Reconstruire le regard savant (François SIINO)

 

Au terme d’une première et rapide lecture transversale de ces sources mémorielles sur le temps de la coopération, il serait évidemment prématuré de prétendre tirer des conclusions ; il s’agit plutôt de souligner la richesse et le caractère ouvert d’un corpus qui invite à des analyses plus ciblées. Il faut aussi en souligner les manques, le plus criant étant sans doute – à ce stade – le trop faible nombre d’entretiens avec des témoins maghrébins de cette période. Leurs témoignages et leurs analyses sont pourtant une composante indispensable pour prolonger l’enquête et appréhender dans toute sa complexité la construction du champ intellectuel franco-maghrébin qui se dessine à cette époque.

Cette première lecture conduit néanmoins à s’interroger sur la pertinence de la catégorie même de « coopérant » pour réfléchir aux effets en retour de cette période. En d’autres termes, peut-on parler d’une génération de coopérants français au Maghreb au sens où Jean-François Sirinelli identifie une génération intellectuelle de la guerre d’Algérie (Sirinelli, 1999) ? Probablement pas, pour des raisons qui tiennent à la fois à la composition objective de l’ensemble d’individus que recouvre cette appellation et à la perception subjective que ceux-ci ont de leur existence collective.

On l’a dit au début de ces lignes, il s’agit d’une population composite, aux statuts divers, et dont l’expérience vécue a fortement varié du fait de la diversité des espaces concernés et surtout de la longue durée sur laquelle elle s’est déroulée. Parmi les rares témoignages écrits, il suffit de lire en parallèle celui d’un coopérant en poste en Tunisie dans les années 1960 (Fouchard, 2001) et ceux du « dernier coopérant français en Algérie » rentré en France en 1994 (Durand, 1997) pour mesurer la difficulté de comparer des parcours intervenus à trois décennies d’intervalle. De fait, si les récits écrits sur cette période sont si rares, ce n’est certainement pas du fait de l’oubli : les témoignages oraux recueillis au cours de cette enquête montrent au contraire la force et l’intensité des souvenirs, le désir d’en transmettre le contenu tout à la fois humain, intellectuel, émotionnel, politique… Mais il s’agit visiblement d’une mémoire qui ne s’inscrit pas spontanément dans un cadre collectif. Même si des contacts individuels ont pu être maintenus entre anciens coopérants universitaires, il n’existe apparemment à ce jour aucun regroupement de type associatif ou autre, se voulant porteur d’une identité et d’une mémoire commune[1].

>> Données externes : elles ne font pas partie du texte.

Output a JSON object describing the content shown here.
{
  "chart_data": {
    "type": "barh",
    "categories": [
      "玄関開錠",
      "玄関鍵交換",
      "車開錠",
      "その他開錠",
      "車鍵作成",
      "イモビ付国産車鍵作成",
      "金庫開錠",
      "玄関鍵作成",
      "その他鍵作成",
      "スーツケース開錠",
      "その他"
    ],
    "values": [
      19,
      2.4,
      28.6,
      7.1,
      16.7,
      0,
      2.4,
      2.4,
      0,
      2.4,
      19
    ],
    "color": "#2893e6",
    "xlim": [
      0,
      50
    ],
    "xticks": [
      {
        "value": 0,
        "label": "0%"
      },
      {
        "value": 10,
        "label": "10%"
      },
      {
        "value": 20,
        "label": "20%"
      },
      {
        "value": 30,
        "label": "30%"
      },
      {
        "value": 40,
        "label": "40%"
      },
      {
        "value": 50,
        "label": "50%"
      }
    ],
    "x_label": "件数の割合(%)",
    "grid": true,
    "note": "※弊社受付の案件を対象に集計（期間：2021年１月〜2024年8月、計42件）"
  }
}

Une autre raison de la difficulté à se penser en tant que groupe tient sans doute également à une contradiction inhérente au statut du coopérant et à la finalité de sa mission : en tant que membre d’un collectif censé contribuer à l’autonomie des pays assistés, celui-ci n’a en effet d’autre raison d’être que de travailler à sa propre disparition (c’est-à-dire son retour en France), d’autre horizon que d’acquérir la certitude d’être devenu inutile une fois remplacé. Il est donc plus facile, y compris sur le moment, de penser la coopération comme une expérience humaine et intellectuelle personnelle et singulière. Une telle posture permet, sinon d’aller jusqu’à envisager une installation définitive dans le pays – ce que plusieurs ont néanmoins fait –, du moins de ne pas fixer au séjour d’échéance précise. Et dans la plupart des cas, les raisons du retour tiennent moins au sentiment d’avoir rempli son contrat (et donc d’être devenu superflu), qu’à des considérations personnelles (familiales, universitaires, professionnelles).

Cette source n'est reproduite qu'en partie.